Max Thabiso was on his way to continue a programme that will empower and support Young African entrepreneurs for good.— Esther KELECHI Agbarakwe (@estherclimate) March 10, 2019
Last year we joked that it was time for him to be formal known as Max ‘climate’ because, the good work of @Connect4Climate. He was 35 years old.
So sad to hear about this. Met Thabiso last year at a meeting. He introduced himself to me and we spoke at length about our Southern Africa connection, such humility. A true gentleman and professional. Thoughts and prayers for the family. RIP— Assan (@ngombe48) March 12, 2019
The Ethiopian Airlines plane that crashed on Sunday, killing everyone on board, had been piloted only hours before from Johannesburg to Addis Ababa, the airline disclosed.

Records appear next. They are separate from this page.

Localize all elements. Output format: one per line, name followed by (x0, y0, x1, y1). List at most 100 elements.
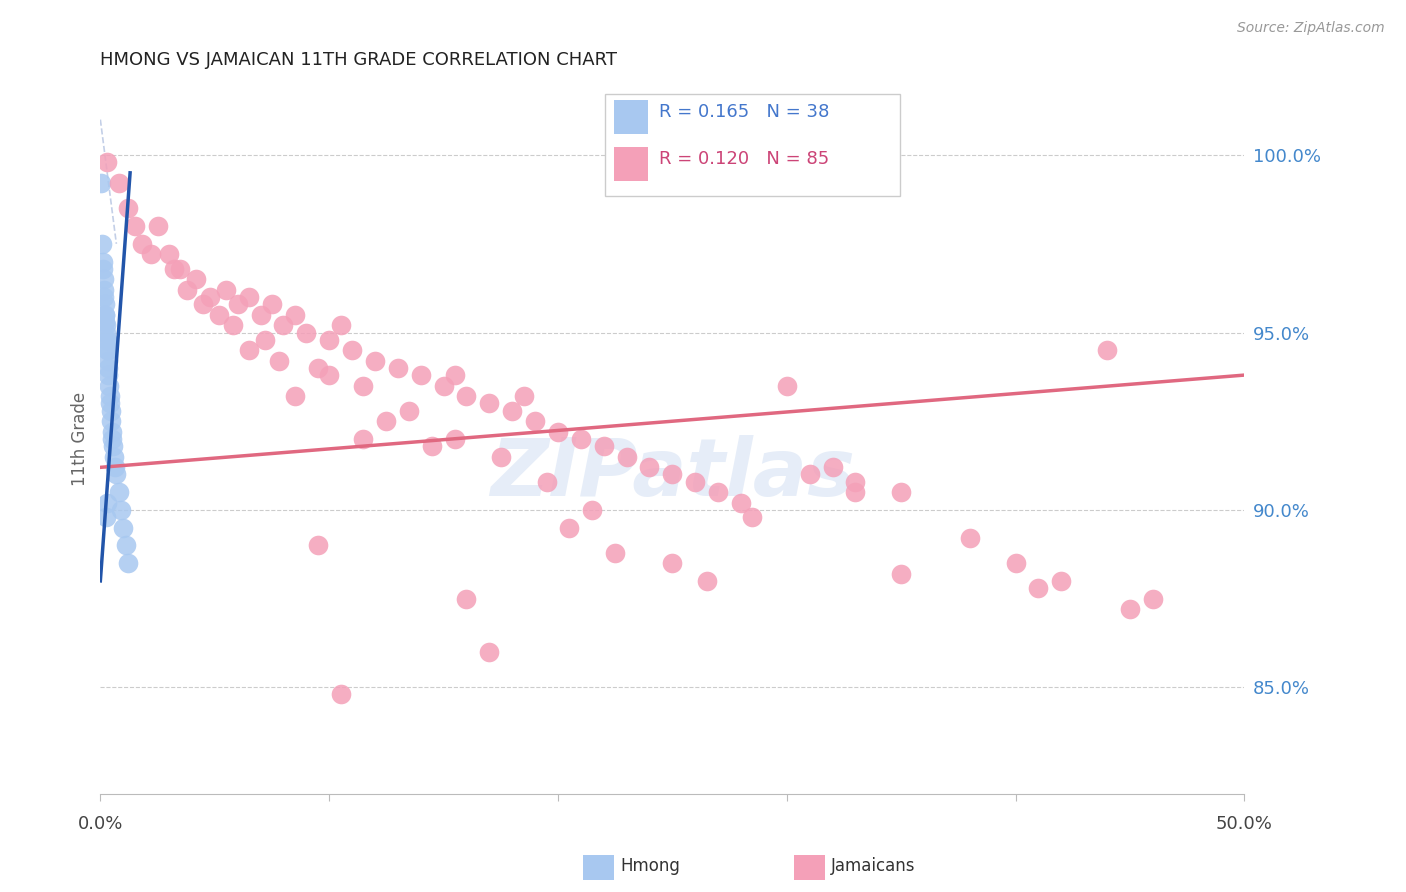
Point (353, 432, 375, 446)
Text: HMONG VS JAMAICAN 11TH GRADE CORRELATION CHART: HMONG VS JAMAICAN 11TH GRADE CORRELATION… (100, 51, 617, 69)
Point (97, 343, 120, 358)
Point (547, 425, 569, 439)
Point (96, 496, 118, 510)
Point (844, 485, 866, 500)
Point (409, 368, 432, 383)
Point (605, 545, 627, 559)
Point (157, 247, 180, 261)
Point (387, 361, 409, 376)
Point (101, 425, 124, 439)
Point (307, 538, 329, 552)
Point (776, 378, 799, 392)
Point (146, 219, 169, 233)
Point (117, 202, 139, 216)
Text: R = 0.165   N = 38: R = 0.165 N = 38 (659, 103, 830, 120)
Point (1050, 574, 1073, 588)
Point (226, 297, 249, 311)
Point (100, 414, 122, 428)
Point (821, 460, 844, 475)
Point (249, 308, 271, 322)
Point (260, 297, 283, 311)
Point (307, 361, 329, 376)
Text: Hmong: Hmong (620, 857, 681, 875)
Point (162, 261, 184, 276)
Point (353, 378, 375, 392)
Point (489, 450, 512, 464)
Point (318, 368, 340, 383)
Point (1119, 602, 1142, 616)
Point (96, 343, 118, 358)
Point (707, 485, 730, 500)
Point (329, 318, 352, 333)
Point (536, 475, 558, 489)
Point (398, 403, 420, 417)
Point (91, 236, 114, 251)
Point (741, 510, 763, 524)
Point (93, 290, 115, 304)
Point (295, 326, 318, 340)
Point (93, 283, 115, 297)
Point (94, 308, 117, 322)
Point (284, 308, 307, 322)
Point (104, 460, 127, 475)
Point (1142, 591, 1164, 606)
Point (592, 439, 614, 453)
Point (91, 261, 114, 276)
Point (524, 414, 547, 428)
Point (616, 450, 638, 464)
Point (98, 378, 121, 392)
Point (456, 389, 478, 403)
Point (318, 333, 340, 347)
Point (444, 432, 467, 446)
Point (169, 261, 191, 276)
Point (103, 450, 125, 464)
Point (844, 475, 866, 489)
Point (101, 439, 124, 453)
Point (661, 467, 683, 482)
Point (94, 326, 117, 340)
Point (478, 645, 501, 659)
Point (107, 177, 129, 191)
Point (101, 432, 124, 446)
Point (1095, 343, 1118, 358)
Point (890, 566, 912, 581)
Point (198, 290, 221, 304)
Point (107, 485, 129, 500)
Point (97, 368, 120, 383)
Point (1028, 581, 1050, 595)
Point (222, 318, 245, 333)
Y-axis label: 11th Grade: 11th Grade (72, 392, 89, 486)
Point (501, 403, 523, 417)
Point (364, 354, 387, 368)
Point (97, 361, 120, 376)
Point (456, 591, 478, 606)
Point (131, 236, 153, 251)
Point (91, 254, 114, 268)
Point (124, 219, 146, 233)
Point (98, 396, 121, 410)
Text: 0.0%: 0.0% (77, 815, 124, 833)
Point (94, 315, 117, 329)
Point (638, 460, 661, 475)
Text: R = 0.120   N = 85: R = 0.120 N = 85 (659, 150, 830, 168)
Point (112, 521, 135, 535)
Point (117, 556, 139, 570)
Point (890, 485, 912, 500)
Point (581, 503, 603, 517)
Point (512, 389, 534, 403)
Point (267, 354, 290, 368)
Point (186, 272, 208, 286)
Text: ZIPatlas: ZIPatlas (489, 435, 855, 514)
Point (193, 297, 215, 311)
Point (93, 272, 115, 286)
Point (478, 396, 501, 410)
Point (340, 343, 363, 358)
Point (329, 688, 352, 702)
Point (105, 467, 128, 482)
Text: Jamaicans: Jamaicans (831, 857, 915, 875)
Point (96, 155, 118, 169)
Point (558, 521, 581, 535)
Point (94, 510, 117, 524)
Point (273, 318, 295, 333)
Point (683, 475, 706, 489)
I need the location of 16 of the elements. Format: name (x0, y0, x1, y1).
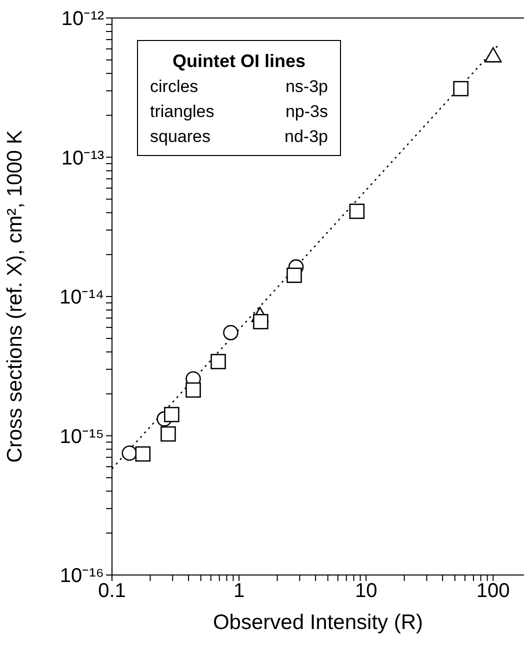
x-tick-label: 1 (233, 580, 245, 602)
x-axis-title: Observed Intensity (R) (212, 611, 424, 634)
legend-title: Quintet OI lines (171, 50, 306, 73)
annotation: squares (150, 126, 210, 148)
annotation: np-3s (285, 101, 328, 123)
annotation: ns-3p (285, 76, 328, 98)
y-tick-label: 10⁻¹² (61, 8, 104, 30)
y-axis-title: Cross sections (ref. X), cm², 1000 K (3, 130, 26, 463)
annotation: triangles (150, 101, 214, 123)
y-tick-label: 10⁻¹⁴ (60, 286, 104, 309)
x-tick-label: 10 (354, 580, 378, 602)
x-tick-label: 100 (476, 580, 510, 602)
annotation: nd-3p (284, 126, 328, 148)
annotation: circles (150, 76, 198, 98)
y-tick-label: 10⁻¹³ (61, 147, 104, 170)
y-tick-label: 10⁻¹⁵ (60, 426, 104, 448)
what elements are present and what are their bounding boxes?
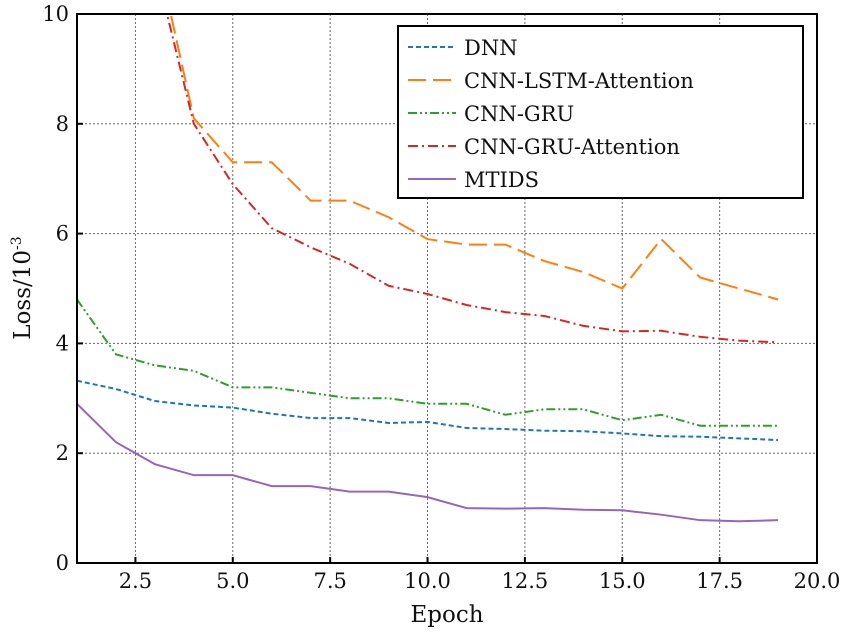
series-line-cnn-gru	[77, 298, 779, 427]
series-line-dnn	[77, 379, 779, 442]
plot-frame	[76, 13, 818, 564]
legend-label-mtids: MTIDS	[464, 168, 539, 192]
x-tick-label: 20.0	[794, 569, 841, 593]
x-tick-label: 5.0	[216, 569, 249, 593]
ticks: 2.5 5.0 7.5 10.0 12.5 15.0 17.5 20.0 0 2 4 6 8 10	[42, 2, 840, 593]
y-tick-label: 2	[56, 441, 69, 465]
series-line-mtids	[77, 403, 779, 523]
series-line-cnn-gru-attention	[165, 14, 779, 344]
legend: DNN CNN-LSTM-Attention CNN-GRU CNN-GRU-Atte…	[397, 25, 804, 199]
y-tick-label: 8	[56, 112, 69, 136]
y-tick-label: 6	[56, 222, 69, 246]
x-tick-label: 17.5	[696, 569, 743, 593]
y-tick-label: 0	[56, 551, 69, 575]
legend-label-cnn-lstm-attention: CNN-LSTM-Attention	[464, 69, 694, 93]
x-tick-label: 7.5	[313, 569, 346, 593]
y-axis-label: Loss/10-3	[9, 236, 36, 339]
legend-label-dnn: DNN	[464, 36, 518, 60]
series-line-cnn-lstm-attention	[169, 14, 779, 301]
x-tick-label: 12.5	[502, 569, 549, 593]
legend-label-cnn-gru: CNN-GRU	[464, 102, 574, 126]
x-tick-label: 10.0	[404, 569, 451, 593]
legend-label-cnn-gru-attention: CNN-GRU-Attention	[464, 135, 680, 159]
y-tick-label: 4	[56, 331, 69, 355]
series-lines	[77, 14, 779, 523]
y-tick-label: 10	[42, 2, 69, 26]
x-tick-label: 15.0	[599, 569, 646, 593]
x-tick-label: 2.5	[119, 569, 152, 593]
x-axis-label: Epoch	[410, 602, 483, 628]
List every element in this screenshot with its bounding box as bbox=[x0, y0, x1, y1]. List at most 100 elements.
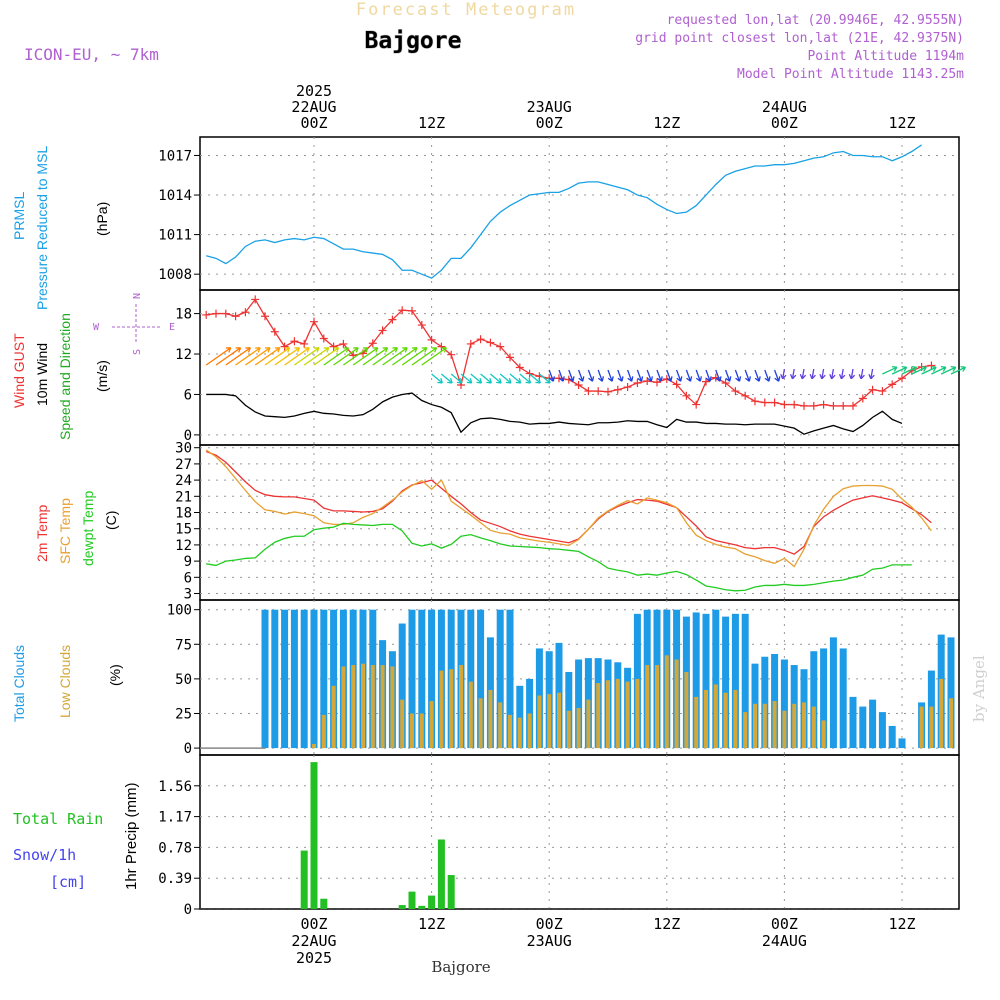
precip-label-snow: Snow/1h bbox=[13, 846, 76, 864]
wind-arrow bbox=[705, 369, 711, 382]
top-time-label: 24AUG bbox=[762, 98, 807, 116]
bottom-time-label: 00Z bbox=[771, 915, 798, 933]
wind-label-gust: Wind GUST bbox=[11, 333, 27, 408]
low-cloud-bar bbox=[537, 695, 542, 749]
low-cloud-bar bbox=[772, 701, 777, 749]
temperature-ytick-label: 6 bbox=[184, 570, 192, 586]
gust-marker bbox=[604, 387, 612, 396]
pressure-ytick-label: 1014 bbox=[158, 188, 192, 204]
low-cloud-bar bbox=[517, 717, 522, 749]
wind-arrow bbox=[754, 369, 760, 382]
wind-arrowhead bbox=[392, 347, 398, 353]
gust-marker bbox=[212, 309, 220, 318]
total-cloud-bar bbox=[261, 609, 269, 749]
compass-south: S bbox=[132, 349, 143, 355]
pressure-series-line bbox=[206, 144, 922, 279]
wind-arrowhead bbox=[597, 376, 605, 382]
wind-arrowhead bbox=[715, 376, 722, 382]
precip-bar bbox=[428, 895, 436, 909]
wind-arrowhead bbox=[545, 378, 551, 384]
gust-marker bbox=[319, 334, 328, 343]
total-cloud-bar bbox=[516, 685, 524, 749]
precip-bar bbox=[447, 875, 455, 909]
wind-arrow bbox=[548, 369, 554, 382]
wind-arrowhead bbox=[447, 378, 453, 384]
wind-arrow bbox=[821, 368, 825, 379]
wind-arrow bbox=[724, 369, 731, 382]
wind-arrowhead bbox=[754, 376, 761, 382]
gust-marker bbox=[692, 400, 701, 409]
low-cloud-bar bbox=[508, 714, 512, 749]
low-cloud-bar bbox=[596, 683, 601, 749]
pressure-frame bbox=[199, 136, 960, 291]
low-cloud-bar bbox=[919, 706, 924, 749]
low-cloud-bar bbox=[684, 671, 689, 749]
wind-arrow bbox=[656, 369, 662, 382]
low-cloud-bar bbox=[439, 670, 444, 749]
wind-arrowhead bbox=[333, 347, 340, 353]
wind-arrowhead bbox=[627, 376, 634, 382]
gust-marker bbox=[525, 369, 534, 378]
gust-marker bbox=[927, 361, 936, 370]
gust-marker bbox=[770, 398, 779, 407]
top-time-label: 23AUG bbox=[527, 98, 572, 116]
bottom-time-label: 2025 bbox=[296, 949, 332, 967]
wind-series-line bbox=[206, 298, 932, 407]
wind-arrow bbox=[646, 369, 652, 382]
wind-arrowhead bbox=[789, 373, 797, 380]
temperature-ytick-label: 9 bbox=[184, 554, 192, 570]
top-time-label: 12Z bbox=[418, 114, 445, 132]
precip-bar bbox=[320, 898, 328, 909]
wind-arrowhead bbox=[838, 373, 846, 380]
total-cloud-bar bbox=[477, 609, 485, 749]
gust-marker bbox=[251, 295, 260, 304]
gust-marker bbox=[800, 401, 808, 410]
wind-arrowhead bbox=[588, 376, 595, 382]
low-cloud-bar bbox=[478, 698, 483, 749]
wind-arrowhead bbox=[686, 376, 693, 382]
gust-marker bbox=[594, 387, 603, 396]
wind-arrow bbox=[695, 369, 701, 382]
wind-label-10m: 10m Wind bbox=[34, 343, 50, 406]
bottom-time-label: 23AUG bbox=[527, 932, 572, 950]
wind-arrowhead bbox=[705, 376, 712, 382]
wind-arrow bbox=[235, 347, 261, 366]
temperature-series-line bbox=[205, 449, 932, 568]
total-cloud-bar bbox=[771, 653, 779, 749]
wind-arrow bbox=[901, 366, 917, 375]
wind-arrowhead bbox=[656, 376, 663, 382]
gust-marker bbox=[388, 315, 397, 324]
wind-arrowhead bbox=[505, 378, 512, 384]
gust-marker bbox=[261, 312, 269, 321]
point-altitude: Point Altitude 1194m bbox=[807, 49, 964, 64]
wind-arrow bbox=[568, 369, 574, 382]
low-cloud-bar bbox=[576, 707, 581, 749]
gust-marker bbox=[280, 342, 289, 351]
gust-marker bbox=[819, 400, 828, 409]
wind-arrowhead bbox=[515, 378, 522, 384]
wind-ytick-label: 6 bbox=[184, 387, 192, 403]
gust-marker bbox=[378, 326, 387, 335]
gridpoint-coords: grid point closest lon,lat (21E, 42.9375… bbox=[635, 31, 964, 46]
wind-arrow bbox=[225, 347, 251, 366]
wind-arrow bbox=[577, 369, 584, 382]
precip-ytick-label: 0 bbox=[184, 902, 192, 918]
wind-arrow bbox=[529, 373, 541, 384]
wind-arrow bbox=[950, 366, 966, 375]
model-label: ICON-EU, ~ 7km bbox=[24, 45, 159, 64]
gust-marker bbox=[417, 321, 426, 330]
wind-arrowhead bbox=[372, 347, 379, 353]
wind-arrow bbox=[254, 347, 281, 366]
gust-marker bbox=[868, 385, 877, 394]
low-cloud-bar bbox=[713, 684, 718, 749]
gust-marker bbox=[829, 401, 838, 410]
gust-marker bbox=[682, 391, 691, 400]
low-cloud-bar bbox=[674, 659, 679, 749]
wind-arrow bbox=[519, 373, 531, 384]
low-cloud-bar bbox=[753, 703, 757, 749]
gust-marker bbox=[760, 398, 769, 407]
gust-marker bbox=[751, 397, 759, 406]
pressure-label-msl: Pressure Reduced to MSL bbox=[34, 146, 50, 310]
wind-arrow bbox=[607, 369, 613, 382]
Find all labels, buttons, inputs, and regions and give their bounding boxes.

A total of 149 passengers and eight crew members were on board the flight. The victims were of 35 nationalities - with Kenya and Canada suffering the biggest casualties by nationality.
The airline said in a statement after a press conference held at Ethiopian Airlines' headquarters on Sunday afternoon the plane had crashed shortly after takeoff. The crashed B-737-800MAX airplane had undergone "a rigorous first check maintenance" on February 4 this year, the carrier said.